Perhaps, this is why we saw Ujiri arguably be his most passionate and forceful self during that press conference. Because the NBA world chose to react to the sweep without any real acknowledgement of what Toronto had achieved in getting to this point: the top seed, one shy of 60, five straight playoff appearances after just five total in the previous 18 years of existence.

And that may be why Ujiri has made it clear with Friday’s move that he is emphasizing the micro now. It’s apparent the structure to maintain the big picture of a successful NBA franchise has been established, and now is the time to determine how best to swing for the fences. Will he re-evaluate how he builds teams as a result of now having two franchises on his resume with whom he has experienced greater regular season success than postseason?

The co-franchise players can’t be left out of this either. There is one quote by former general manager Jeff Weltman that has stuck with me for some time now. “I really look at the Raptors today as having entered a post-ego phase of their development — which is a goal that many teams have,” he said in an interview with Sportsnet’s Dave Zarum.

“What I mean by that is you have to go through the growing pains of young players who want to make all-star games, and who have contract extensions coming up, and all of those things that are obstacles to bringing a team together.”

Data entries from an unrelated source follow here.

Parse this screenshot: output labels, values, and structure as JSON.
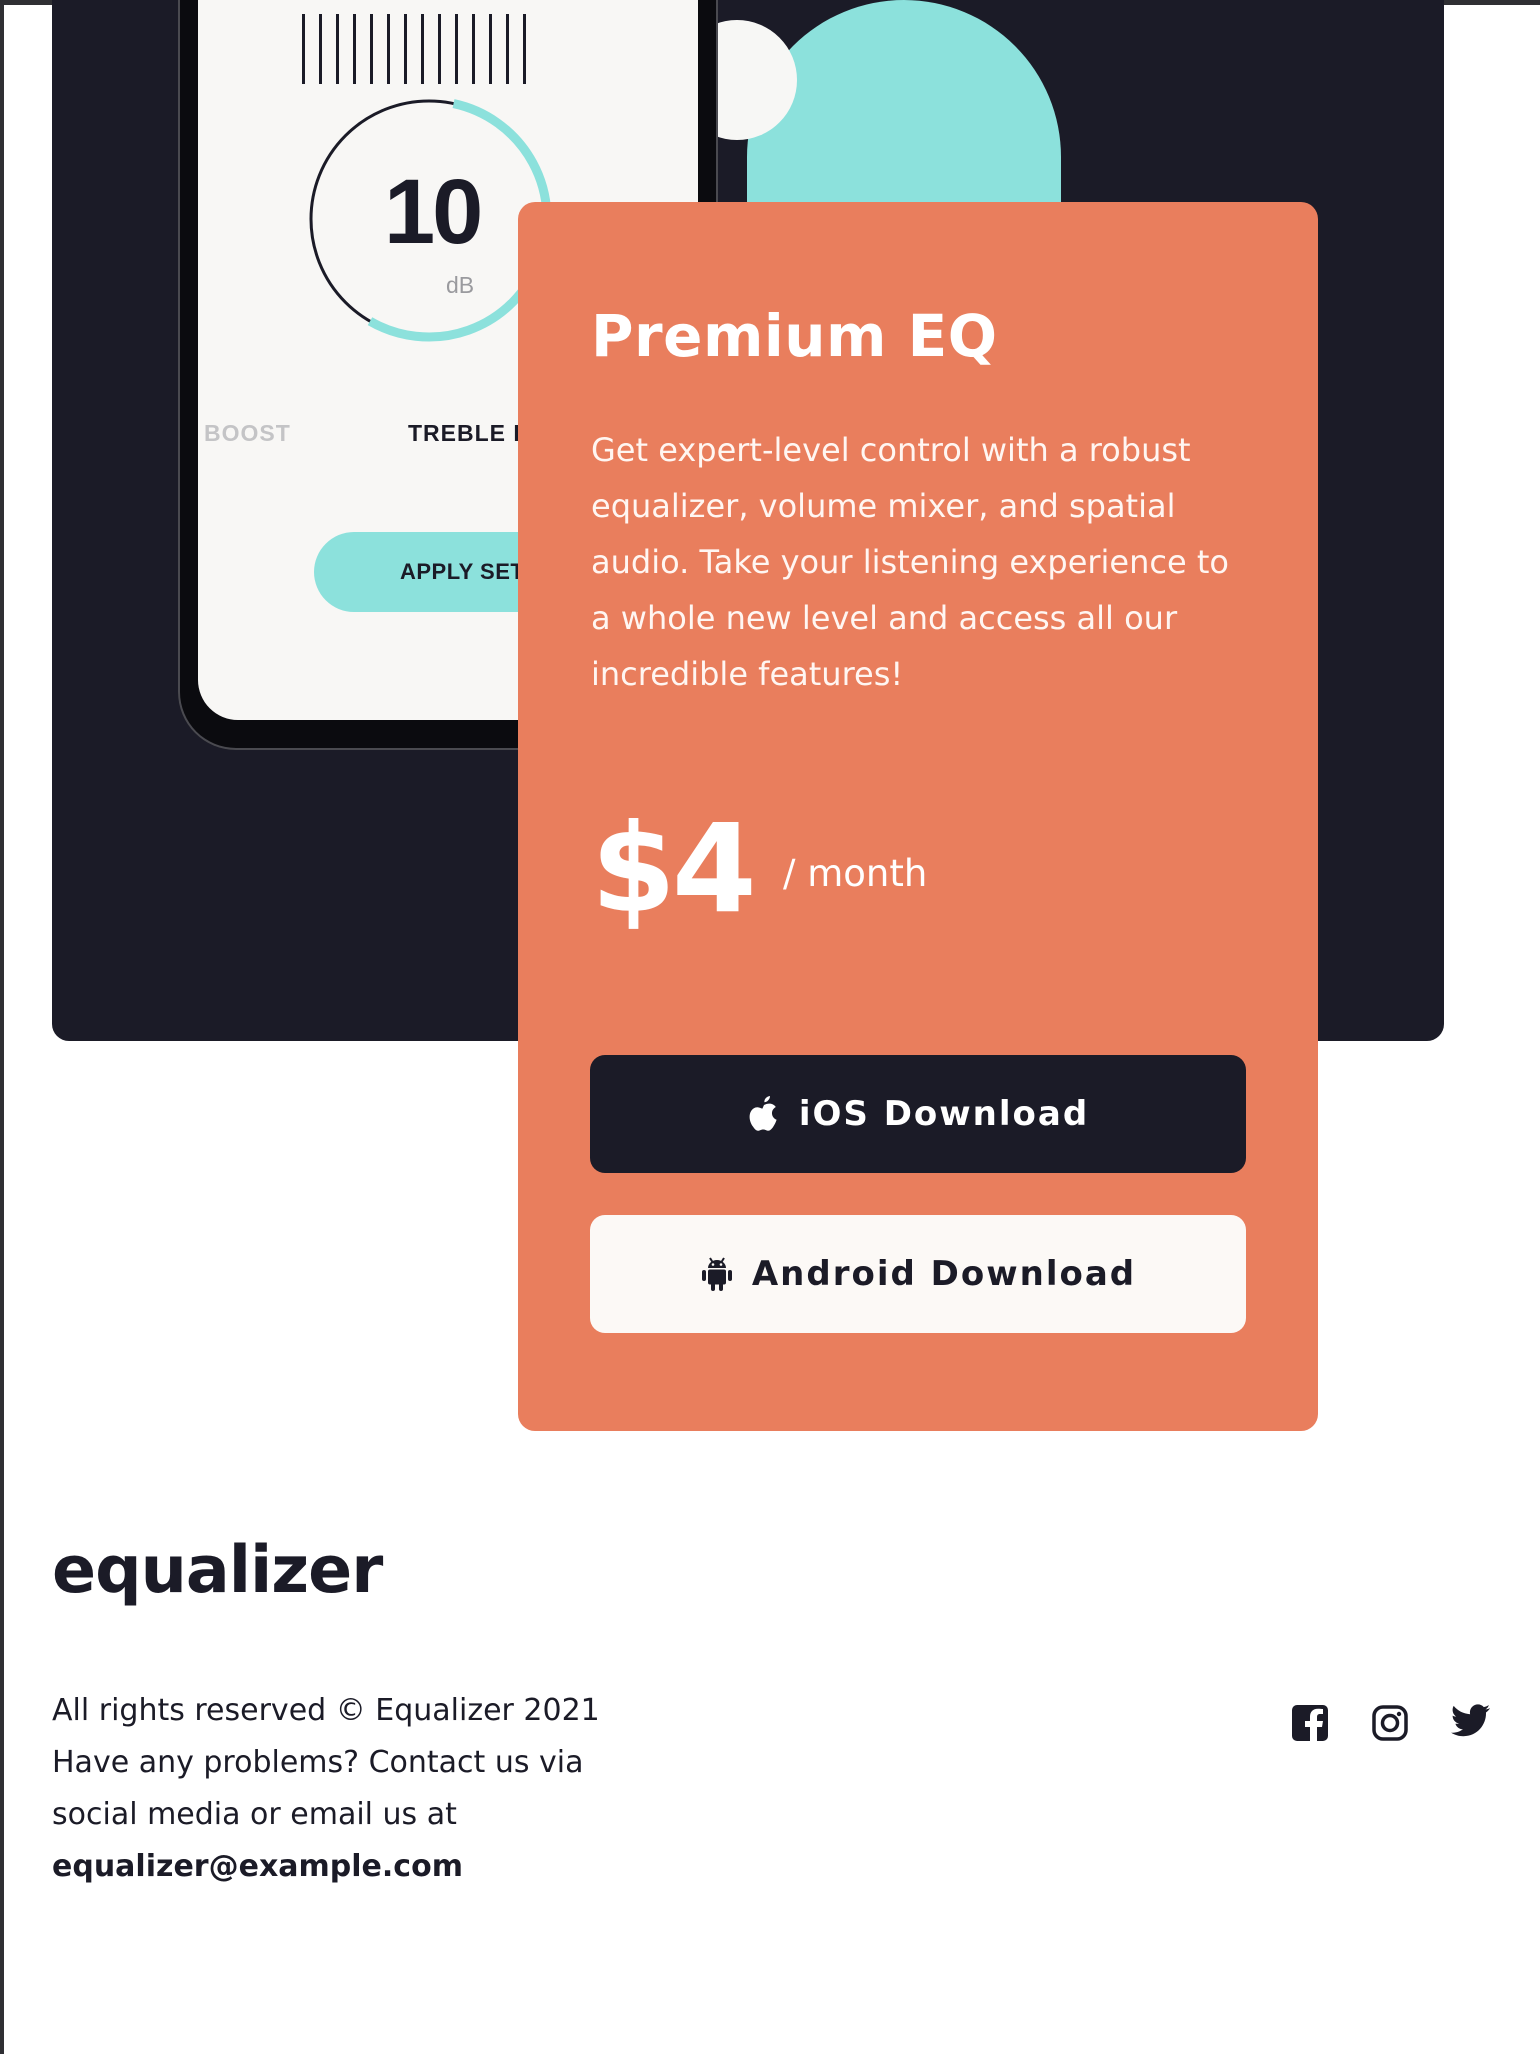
{
  "phone": {
    "gauge_value": "10",
    "gauge_unit": "dB",
    "gauge_level": 0.3,
    "bass_label": "BOOST",
    "treble_label": "TREBLE BOOST",
    "apply_label": "APPLY SETTINGS"
  },
  "card": {
    "title": "Premium EQ",
    "description": "Get expert-level control with a robust equalizer, volume mixer, and spatial audio. Take your listening experience to a whole new level and access all our incredible features!",
    "price": "$4",
    "period": "/ month",
    "ios_button": "iOS Download",
    "android_button": "Android Download"
  },
  "footer": {
    "logo": "equalizer",
    "rights": "All rights reserved © Equalizer 2021",
    "contact": "Have any problems? Contact us via social media or email us at",
    "email": "equalizer@example.com",
    "social_icons": [
      "facebook-icon",
      "instagram-icon",
      "twitter-icon"
    ]
  },
  "colors": {
    "dark": "#1b1b27",
    "teal": "#8ce1dc",
    "coral": "#e97e5d",
    "cream": "#fcf9f6"
  }
}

Did those things really need to come first for Lowry and DeRozan or was that the backdrop upon which the franchise needed to establish respectability? Toronto’s slow progress is evident here as well, with DeRozan especially. He has built himself through hard work into the player he is today, but the lack of a three-point shot in today’s NBA sticks out like a sore thumb with his level of usage. So does the lack of attention detail on the defensive end, possibly sacrificed because of all the work he’s put in to become a lethal scorer. Hard work beats talent when talent doesn’t work hard. They aren’t the most talented duo, and so when they come across guys who work just as hard and have talent to boot, they fall well short.

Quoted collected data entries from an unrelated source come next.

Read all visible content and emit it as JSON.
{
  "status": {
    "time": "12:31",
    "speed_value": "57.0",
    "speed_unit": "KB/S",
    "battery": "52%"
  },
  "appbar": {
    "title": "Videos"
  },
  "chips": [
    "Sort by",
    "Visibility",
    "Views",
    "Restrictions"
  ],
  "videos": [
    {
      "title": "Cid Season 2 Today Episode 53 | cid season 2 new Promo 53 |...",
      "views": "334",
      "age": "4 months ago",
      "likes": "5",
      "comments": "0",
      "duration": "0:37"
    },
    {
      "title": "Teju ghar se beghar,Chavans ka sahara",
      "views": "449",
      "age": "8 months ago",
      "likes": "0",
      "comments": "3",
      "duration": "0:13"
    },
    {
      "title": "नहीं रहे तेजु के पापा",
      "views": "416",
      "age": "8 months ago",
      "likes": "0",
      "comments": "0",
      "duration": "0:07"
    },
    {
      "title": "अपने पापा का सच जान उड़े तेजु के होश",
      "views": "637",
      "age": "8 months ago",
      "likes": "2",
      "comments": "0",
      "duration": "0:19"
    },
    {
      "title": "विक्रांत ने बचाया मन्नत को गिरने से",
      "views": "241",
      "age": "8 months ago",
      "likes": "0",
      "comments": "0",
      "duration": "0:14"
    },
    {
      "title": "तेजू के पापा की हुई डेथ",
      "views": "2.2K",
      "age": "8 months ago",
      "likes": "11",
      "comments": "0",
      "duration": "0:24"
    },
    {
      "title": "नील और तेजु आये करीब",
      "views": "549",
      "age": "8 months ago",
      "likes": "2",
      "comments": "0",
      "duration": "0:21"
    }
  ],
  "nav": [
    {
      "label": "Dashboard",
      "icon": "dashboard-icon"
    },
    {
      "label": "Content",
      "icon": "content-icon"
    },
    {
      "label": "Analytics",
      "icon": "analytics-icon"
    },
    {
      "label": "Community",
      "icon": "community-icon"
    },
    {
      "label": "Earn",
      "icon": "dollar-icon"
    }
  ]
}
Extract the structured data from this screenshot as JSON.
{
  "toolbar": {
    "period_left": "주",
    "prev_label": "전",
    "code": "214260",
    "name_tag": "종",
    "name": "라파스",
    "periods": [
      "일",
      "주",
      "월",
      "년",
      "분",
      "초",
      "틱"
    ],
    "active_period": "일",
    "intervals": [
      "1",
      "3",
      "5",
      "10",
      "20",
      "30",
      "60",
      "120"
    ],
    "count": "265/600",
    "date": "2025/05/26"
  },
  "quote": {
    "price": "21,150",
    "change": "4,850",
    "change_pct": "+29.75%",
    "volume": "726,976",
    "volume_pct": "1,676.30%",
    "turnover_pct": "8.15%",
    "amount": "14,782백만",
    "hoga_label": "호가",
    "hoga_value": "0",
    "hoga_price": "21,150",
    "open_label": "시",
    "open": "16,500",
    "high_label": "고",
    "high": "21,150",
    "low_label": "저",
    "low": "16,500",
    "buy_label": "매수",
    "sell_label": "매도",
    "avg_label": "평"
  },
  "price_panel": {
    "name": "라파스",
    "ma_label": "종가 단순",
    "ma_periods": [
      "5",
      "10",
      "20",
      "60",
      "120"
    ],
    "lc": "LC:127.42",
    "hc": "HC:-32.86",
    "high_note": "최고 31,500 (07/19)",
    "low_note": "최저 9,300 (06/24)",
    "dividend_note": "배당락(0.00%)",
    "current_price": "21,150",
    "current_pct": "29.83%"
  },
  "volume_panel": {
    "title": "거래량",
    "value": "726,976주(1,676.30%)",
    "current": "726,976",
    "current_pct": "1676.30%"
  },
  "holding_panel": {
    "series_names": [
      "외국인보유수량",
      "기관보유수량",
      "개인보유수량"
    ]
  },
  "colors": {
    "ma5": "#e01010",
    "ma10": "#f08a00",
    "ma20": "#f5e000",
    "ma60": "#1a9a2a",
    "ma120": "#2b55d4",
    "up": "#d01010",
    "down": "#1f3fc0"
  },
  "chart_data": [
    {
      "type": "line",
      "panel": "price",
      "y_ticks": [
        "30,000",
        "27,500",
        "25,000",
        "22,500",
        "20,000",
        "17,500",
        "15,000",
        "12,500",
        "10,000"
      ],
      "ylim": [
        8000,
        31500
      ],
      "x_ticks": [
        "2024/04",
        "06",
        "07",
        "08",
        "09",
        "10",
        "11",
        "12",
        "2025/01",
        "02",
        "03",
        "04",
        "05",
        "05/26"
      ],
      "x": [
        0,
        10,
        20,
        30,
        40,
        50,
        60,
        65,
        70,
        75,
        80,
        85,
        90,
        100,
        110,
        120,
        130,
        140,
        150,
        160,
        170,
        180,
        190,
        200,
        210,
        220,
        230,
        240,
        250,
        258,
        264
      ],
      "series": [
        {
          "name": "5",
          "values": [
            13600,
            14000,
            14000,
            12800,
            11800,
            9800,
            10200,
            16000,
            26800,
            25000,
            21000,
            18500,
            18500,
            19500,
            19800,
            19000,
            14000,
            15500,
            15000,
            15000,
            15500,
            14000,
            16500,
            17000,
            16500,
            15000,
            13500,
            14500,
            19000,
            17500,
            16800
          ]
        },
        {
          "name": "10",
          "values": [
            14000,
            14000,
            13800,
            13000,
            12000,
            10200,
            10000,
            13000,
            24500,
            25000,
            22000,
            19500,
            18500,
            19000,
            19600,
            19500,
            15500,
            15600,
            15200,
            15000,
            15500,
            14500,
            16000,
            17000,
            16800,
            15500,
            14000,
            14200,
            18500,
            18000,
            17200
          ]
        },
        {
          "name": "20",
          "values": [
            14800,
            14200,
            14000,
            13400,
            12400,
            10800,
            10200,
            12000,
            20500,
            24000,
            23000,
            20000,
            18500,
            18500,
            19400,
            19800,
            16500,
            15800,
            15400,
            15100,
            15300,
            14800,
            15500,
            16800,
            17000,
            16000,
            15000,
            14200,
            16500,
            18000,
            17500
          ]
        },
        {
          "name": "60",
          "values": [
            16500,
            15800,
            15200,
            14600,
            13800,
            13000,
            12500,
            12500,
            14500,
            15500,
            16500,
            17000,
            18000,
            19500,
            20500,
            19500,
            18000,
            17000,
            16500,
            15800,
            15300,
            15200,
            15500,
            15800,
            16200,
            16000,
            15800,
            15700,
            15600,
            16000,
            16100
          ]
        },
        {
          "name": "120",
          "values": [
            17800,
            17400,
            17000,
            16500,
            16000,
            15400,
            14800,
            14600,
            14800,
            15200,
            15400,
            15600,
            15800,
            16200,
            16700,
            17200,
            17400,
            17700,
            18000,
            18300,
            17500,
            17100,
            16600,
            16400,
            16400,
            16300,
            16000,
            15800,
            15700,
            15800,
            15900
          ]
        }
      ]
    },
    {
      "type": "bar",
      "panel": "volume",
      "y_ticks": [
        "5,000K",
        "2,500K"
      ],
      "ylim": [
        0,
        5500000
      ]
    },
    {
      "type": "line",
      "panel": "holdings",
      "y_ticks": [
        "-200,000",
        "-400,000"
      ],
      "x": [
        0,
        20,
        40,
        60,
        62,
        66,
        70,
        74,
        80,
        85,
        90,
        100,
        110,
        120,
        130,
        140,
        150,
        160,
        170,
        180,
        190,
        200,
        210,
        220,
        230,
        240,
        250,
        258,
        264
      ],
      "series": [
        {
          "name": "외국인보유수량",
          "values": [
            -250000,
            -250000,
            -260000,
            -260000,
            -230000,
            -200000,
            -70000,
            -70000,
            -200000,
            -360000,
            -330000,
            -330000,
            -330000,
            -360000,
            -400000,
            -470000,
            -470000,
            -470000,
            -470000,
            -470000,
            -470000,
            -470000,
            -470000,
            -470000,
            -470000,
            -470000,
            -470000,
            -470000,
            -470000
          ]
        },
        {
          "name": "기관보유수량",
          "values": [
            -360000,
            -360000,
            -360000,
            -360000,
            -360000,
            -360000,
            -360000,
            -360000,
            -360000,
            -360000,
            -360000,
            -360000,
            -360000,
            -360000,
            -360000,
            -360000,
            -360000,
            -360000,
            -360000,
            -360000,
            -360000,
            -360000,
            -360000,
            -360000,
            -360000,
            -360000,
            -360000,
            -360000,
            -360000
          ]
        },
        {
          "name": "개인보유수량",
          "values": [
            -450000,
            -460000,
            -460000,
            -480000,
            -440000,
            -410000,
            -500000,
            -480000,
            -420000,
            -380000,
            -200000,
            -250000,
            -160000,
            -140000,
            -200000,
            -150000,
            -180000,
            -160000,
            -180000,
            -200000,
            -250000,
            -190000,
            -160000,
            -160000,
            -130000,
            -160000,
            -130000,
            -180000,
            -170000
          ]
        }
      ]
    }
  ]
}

What they have accomplished goes together with much needed selling points for the franchise. Two multiple time all-stars, two guys who didn’t have a real attachment to the city going on to re-sign twice, and building a chemistry that has clearly percolated through the rest of the roster. There are so many false truths of the past that needed to be eradicated just to create a clean slate for the Raptors to build off of: stars can stay and have long, successful careers in Toronto. This is indeed a city that’s worth the cold and delays at customs. Canada isn’t just a hockey country.

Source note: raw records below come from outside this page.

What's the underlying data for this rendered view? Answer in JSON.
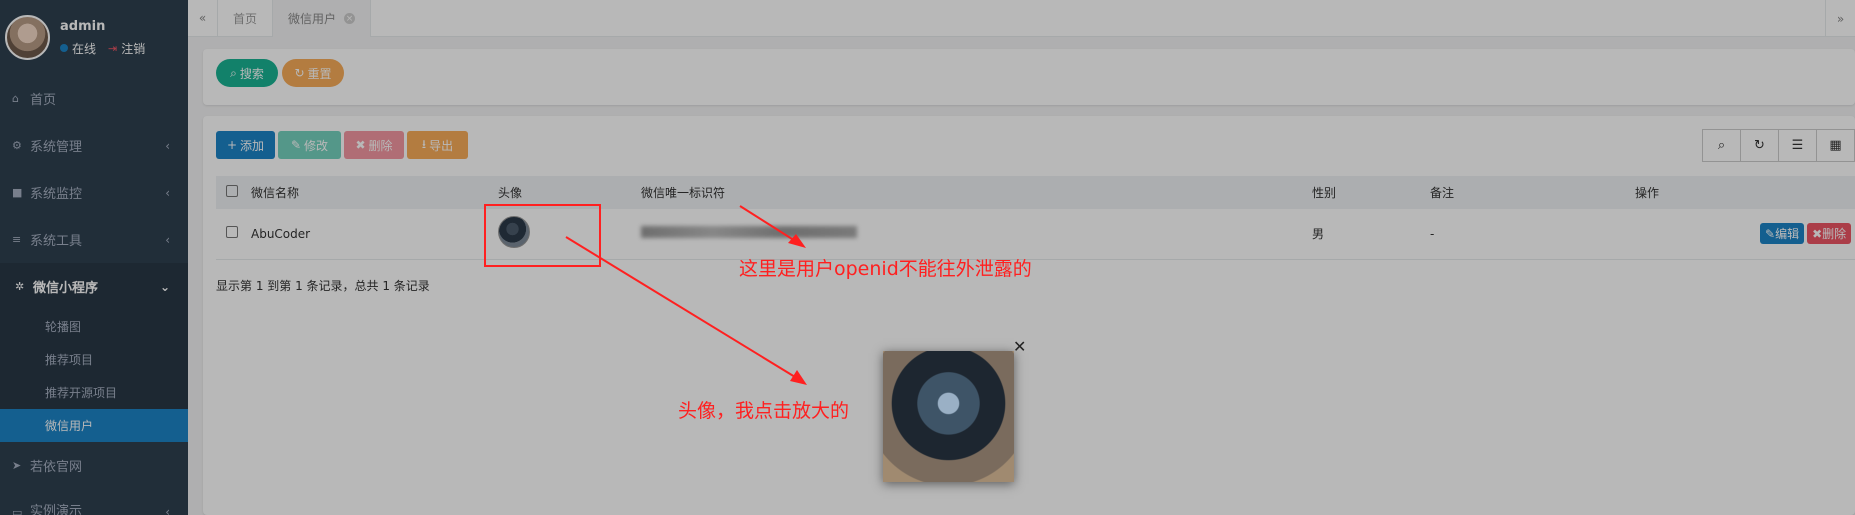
{
  "user": {
    "name": "admin",
    "status": "在线",
    "logout": "注销"
  },
  "sidebar": {
    "items": [
      {
        "label": "首页",
        "icon": "home-icon"
      },
      {
        "label": "系统管理",
        "icon": "gear-icon"
      },
      {
        "label": "系统监控",
        "icon": "video-icon"
      },
      {
        "label": "系统工具",
        "icon": "bars-icon"
      },
      {
        "label": "微信小程序",
        "icon": "cubes-icon"
      }
    ],
    "sub_items": [
      "轮播图",
      "推荐项目",
      "推荐开源项目",
      "微信用户"
    ],
    "extra": [
      {
        "label": "若依官网",
        "icon": "send-icon"
      },
      {
        "label": "实例演示",
        "icon": "desktop-icon"
      }
    ]
  },
  "tabs": [
    "首页",
    "微信用户"
  ],
  "search": {
    "search_label": "搜索",
    "reset_label": "重置"
  },
  "toolbar": {
    "add": "添加",
    "edit": "修改",
    "delete": "删除",
    "export": "导出"
  },
  "table": {
    "headers": [
      "微信名称",
      "头像",
      "微信唯一标识符",
      "性别",
      "备注",
      "操作"
    ],
    "rows": [
      {
        "name": "AbuCoder",
        "gender": "男",
        "remark": "-"
      }
    ],
    "row_actions": {
      "edit": "编辑",
      "delete": "删除"
    }
  },
  "pager_text": "显示第 1 到第 1 条记录，总共 1 条记录",
  "annotations": {
    "openid_note": "这里是用户openid不能往外泄露的",
    "avatar_note": "头像，我点击放大的"
  },
  "colors": {
    "primary": "#1c84c6",
    "success": "#1ab394",
    "warning": "#f8ac59",
    "danger": "#ed5565",
    "annotation": "#ff2020"
  }
}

It’s easy to lose sight of these things from a micro vantage point, but that wasn’t the measure for the past five years. “We went through a lot of different phases in Toronto,” Weltman said in the same interview. “We started out not knowing which direction we were going to take the team and arrived in a place where we were comfortable just building on the roster and figuring out ways to implement winning habits and continuity.”

As the goalposts change, the parameters by which success was being measured in the past shouldn’t be forgotten. They’re in a good place and, now, failure can either be the driving force towards greater success or a crippling blow that makes one settle for familiarity and mediocrity.

The desire for a new coach shows they have no appetite for the latter, but with a change of focus, the front office should also accept that it isn’t the only change that’s necessary. There are weaknesses all the way through from top to bottom with this franchise in terms of being a true championship contender, and how many truths they feel they need to address in the coming two seasons will say a lot about who they want to be going forward.